Ну и вечером, в шесть, гудок особенно радостно, медово-малиновым голосом возвещал, что рабочий день закончился. Бросай работушку, народ! Пора домой, семьи ждут! Отдых!
Так и жил поселок – от гудка до гудка…
Время бежало, жизнь шла своим чередом. От одного партийного съезда до другого. Конечно, и радости бывали, а подчас и горести – как без них! Просто жили. В гости друг к другу ходили, пельмени стряпали, на свадьбах гуляли, песни пели. Молодые влюблялись, дети рождались, старики умирали, дома строились, пожары были… А гудка нет!

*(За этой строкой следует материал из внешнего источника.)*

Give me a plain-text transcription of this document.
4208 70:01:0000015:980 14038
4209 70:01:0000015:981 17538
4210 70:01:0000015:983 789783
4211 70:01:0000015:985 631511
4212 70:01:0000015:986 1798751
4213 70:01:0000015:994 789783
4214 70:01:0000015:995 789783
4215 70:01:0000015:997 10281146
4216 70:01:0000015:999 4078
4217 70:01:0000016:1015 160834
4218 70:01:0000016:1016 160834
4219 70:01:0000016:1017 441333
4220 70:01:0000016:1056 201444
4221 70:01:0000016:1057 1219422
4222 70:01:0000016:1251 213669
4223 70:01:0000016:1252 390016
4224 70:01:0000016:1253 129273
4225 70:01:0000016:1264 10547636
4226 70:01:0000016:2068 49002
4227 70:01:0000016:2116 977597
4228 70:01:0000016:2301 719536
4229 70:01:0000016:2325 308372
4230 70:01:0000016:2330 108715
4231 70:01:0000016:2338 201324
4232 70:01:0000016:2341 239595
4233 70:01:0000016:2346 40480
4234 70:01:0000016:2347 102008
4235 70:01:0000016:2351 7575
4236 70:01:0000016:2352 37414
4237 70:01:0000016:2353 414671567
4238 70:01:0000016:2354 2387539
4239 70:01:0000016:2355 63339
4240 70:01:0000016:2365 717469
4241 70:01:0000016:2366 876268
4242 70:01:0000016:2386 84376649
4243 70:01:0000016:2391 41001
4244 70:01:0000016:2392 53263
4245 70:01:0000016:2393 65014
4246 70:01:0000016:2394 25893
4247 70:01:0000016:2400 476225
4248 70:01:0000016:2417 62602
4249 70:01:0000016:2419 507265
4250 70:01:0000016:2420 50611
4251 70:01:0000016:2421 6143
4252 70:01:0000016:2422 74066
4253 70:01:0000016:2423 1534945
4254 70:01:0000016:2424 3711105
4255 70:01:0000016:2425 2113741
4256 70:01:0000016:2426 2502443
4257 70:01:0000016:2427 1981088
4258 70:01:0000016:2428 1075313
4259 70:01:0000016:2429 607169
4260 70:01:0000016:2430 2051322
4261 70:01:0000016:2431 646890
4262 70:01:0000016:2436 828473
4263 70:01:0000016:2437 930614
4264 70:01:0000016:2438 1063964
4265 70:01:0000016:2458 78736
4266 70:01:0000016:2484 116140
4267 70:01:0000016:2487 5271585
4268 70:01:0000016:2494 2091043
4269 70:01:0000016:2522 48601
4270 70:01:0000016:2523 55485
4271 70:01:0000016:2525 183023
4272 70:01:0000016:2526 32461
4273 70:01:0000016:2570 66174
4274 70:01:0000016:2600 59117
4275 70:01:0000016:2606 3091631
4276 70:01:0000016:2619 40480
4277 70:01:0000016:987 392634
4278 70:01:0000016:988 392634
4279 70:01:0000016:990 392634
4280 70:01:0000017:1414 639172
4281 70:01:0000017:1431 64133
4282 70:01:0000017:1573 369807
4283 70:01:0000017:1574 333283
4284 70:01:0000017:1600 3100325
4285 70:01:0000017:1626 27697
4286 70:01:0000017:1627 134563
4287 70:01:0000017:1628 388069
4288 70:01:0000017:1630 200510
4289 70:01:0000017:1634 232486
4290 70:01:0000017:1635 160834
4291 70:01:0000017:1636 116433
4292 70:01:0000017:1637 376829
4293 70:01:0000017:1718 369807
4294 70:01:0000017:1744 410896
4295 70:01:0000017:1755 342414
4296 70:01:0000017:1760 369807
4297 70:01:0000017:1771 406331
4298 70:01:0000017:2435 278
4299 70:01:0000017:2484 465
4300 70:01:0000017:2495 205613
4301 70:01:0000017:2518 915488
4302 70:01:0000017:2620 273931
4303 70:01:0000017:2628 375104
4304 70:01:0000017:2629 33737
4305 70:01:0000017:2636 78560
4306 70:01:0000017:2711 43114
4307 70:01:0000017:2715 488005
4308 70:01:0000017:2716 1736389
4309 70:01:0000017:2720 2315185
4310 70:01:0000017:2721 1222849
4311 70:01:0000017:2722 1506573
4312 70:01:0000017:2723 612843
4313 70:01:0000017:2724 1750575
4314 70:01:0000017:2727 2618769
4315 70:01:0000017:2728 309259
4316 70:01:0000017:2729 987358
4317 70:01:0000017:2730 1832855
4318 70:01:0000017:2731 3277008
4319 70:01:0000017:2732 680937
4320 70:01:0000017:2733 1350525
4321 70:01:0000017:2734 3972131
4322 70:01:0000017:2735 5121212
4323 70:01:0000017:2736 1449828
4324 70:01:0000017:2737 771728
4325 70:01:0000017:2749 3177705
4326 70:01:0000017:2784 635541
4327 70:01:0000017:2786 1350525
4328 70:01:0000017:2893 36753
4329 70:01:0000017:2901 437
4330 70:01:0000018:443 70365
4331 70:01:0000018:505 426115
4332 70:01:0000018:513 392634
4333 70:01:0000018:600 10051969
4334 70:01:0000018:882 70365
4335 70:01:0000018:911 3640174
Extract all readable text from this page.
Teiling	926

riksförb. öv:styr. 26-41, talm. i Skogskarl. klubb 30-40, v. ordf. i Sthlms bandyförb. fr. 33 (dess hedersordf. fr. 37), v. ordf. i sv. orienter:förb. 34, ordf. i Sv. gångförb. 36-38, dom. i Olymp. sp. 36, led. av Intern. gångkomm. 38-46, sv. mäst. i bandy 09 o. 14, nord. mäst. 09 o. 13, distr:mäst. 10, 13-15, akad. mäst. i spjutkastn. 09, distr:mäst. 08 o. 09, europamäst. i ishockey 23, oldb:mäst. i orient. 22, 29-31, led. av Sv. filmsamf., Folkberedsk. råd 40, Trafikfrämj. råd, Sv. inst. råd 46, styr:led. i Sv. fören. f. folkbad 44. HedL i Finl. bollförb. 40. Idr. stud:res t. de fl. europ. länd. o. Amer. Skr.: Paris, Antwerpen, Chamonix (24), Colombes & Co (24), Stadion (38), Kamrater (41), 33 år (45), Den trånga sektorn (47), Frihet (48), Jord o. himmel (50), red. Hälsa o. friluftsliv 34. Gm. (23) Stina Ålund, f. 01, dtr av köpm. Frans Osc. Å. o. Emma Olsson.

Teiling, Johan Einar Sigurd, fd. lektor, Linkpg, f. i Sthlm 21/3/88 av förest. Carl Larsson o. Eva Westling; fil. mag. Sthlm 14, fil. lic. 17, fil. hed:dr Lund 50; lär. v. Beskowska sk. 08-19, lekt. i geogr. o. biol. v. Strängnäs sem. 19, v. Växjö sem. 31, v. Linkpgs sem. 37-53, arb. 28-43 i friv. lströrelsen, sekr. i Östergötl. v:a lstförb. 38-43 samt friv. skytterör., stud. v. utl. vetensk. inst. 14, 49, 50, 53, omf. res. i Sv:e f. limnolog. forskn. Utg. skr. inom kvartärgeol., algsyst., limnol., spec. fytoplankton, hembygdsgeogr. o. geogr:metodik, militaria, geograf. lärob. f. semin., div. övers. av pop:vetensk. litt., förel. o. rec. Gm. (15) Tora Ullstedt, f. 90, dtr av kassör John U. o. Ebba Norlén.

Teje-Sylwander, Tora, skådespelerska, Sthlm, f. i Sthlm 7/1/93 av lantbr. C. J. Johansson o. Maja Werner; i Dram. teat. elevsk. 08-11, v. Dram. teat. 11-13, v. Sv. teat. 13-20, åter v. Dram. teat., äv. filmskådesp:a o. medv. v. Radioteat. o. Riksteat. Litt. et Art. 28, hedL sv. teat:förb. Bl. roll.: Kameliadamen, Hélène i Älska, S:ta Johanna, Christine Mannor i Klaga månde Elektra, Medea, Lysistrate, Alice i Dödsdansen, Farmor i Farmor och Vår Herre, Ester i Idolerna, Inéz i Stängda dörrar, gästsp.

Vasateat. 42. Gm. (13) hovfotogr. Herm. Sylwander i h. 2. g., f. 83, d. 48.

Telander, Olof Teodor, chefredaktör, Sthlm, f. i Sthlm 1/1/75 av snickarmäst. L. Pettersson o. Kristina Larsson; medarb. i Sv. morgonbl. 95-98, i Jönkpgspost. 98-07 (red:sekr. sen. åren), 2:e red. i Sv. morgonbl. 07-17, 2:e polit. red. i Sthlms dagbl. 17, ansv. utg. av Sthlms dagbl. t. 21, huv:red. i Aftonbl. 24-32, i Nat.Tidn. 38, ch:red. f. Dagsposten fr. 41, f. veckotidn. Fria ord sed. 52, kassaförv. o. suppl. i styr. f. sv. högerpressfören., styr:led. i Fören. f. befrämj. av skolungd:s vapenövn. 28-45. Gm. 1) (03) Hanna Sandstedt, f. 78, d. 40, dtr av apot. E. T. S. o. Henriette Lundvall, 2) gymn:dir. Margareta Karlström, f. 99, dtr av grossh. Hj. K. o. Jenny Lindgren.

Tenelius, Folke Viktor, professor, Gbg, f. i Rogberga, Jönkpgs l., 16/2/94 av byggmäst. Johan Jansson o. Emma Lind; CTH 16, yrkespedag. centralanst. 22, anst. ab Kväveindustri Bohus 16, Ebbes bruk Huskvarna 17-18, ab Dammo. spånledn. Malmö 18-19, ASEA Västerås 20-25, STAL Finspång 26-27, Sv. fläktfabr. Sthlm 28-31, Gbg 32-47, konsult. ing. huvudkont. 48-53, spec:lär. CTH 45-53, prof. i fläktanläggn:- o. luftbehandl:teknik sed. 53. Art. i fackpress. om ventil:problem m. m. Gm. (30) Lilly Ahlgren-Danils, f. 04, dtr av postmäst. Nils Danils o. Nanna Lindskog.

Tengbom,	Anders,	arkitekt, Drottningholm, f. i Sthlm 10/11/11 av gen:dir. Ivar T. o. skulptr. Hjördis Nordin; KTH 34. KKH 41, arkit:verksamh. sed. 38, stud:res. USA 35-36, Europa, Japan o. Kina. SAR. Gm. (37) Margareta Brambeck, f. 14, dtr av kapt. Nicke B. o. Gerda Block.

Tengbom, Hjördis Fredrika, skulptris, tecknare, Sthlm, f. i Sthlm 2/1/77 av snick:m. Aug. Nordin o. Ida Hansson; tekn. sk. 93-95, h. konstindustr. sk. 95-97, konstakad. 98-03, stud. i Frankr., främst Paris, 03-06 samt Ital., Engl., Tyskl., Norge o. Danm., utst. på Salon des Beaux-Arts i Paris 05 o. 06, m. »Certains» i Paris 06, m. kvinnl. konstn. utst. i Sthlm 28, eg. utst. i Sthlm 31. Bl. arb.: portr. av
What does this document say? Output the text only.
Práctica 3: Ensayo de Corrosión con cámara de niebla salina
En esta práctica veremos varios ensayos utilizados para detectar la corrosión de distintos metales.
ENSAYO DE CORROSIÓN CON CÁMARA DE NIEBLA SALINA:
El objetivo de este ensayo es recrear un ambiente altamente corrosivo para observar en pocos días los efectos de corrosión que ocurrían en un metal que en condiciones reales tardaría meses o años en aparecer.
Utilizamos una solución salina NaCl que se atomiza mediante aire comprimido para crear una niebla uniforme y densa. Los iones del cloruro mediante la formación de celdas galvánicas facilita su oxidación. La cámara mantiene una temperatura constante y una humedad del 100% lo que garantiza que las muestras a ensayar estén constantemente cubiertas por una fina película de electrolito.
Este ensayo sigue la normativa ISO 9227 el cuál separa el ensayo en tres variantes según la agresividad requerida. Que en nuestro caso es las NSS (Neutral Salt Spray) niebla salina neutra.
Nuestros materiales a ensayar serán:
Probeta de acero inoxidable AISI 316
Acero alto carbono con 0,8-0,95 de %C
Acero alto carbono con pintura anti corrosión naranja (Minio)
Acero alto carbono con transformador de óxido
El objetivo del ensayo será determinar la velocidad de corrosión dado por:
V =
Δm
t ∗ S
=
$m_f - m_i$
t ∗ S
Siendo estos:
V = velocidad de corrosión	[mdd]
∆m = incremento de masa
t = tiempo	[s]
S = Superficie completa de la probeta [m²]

Замолчал, дружок! Целое поколение сухобезводнинцев, а то и два, выросло, ни разу не услышав его призывного пения.
17 апреля Сухобезводное – именинник, ему исполнится 70 лет. Празднование предполагается провести 24 августа, и уже начата подготовка к этому торжеству. Думается, что скромный гость по имени Гудок не подпортит списка приглашенных, и его голос не прозвучит фальшиво в хоре воспоминаний и пожеланий юбиляру.
Ведь и тогда, в детстве, по особым указаниям в поселке подавались гудки вне графика – праздничные и траурные.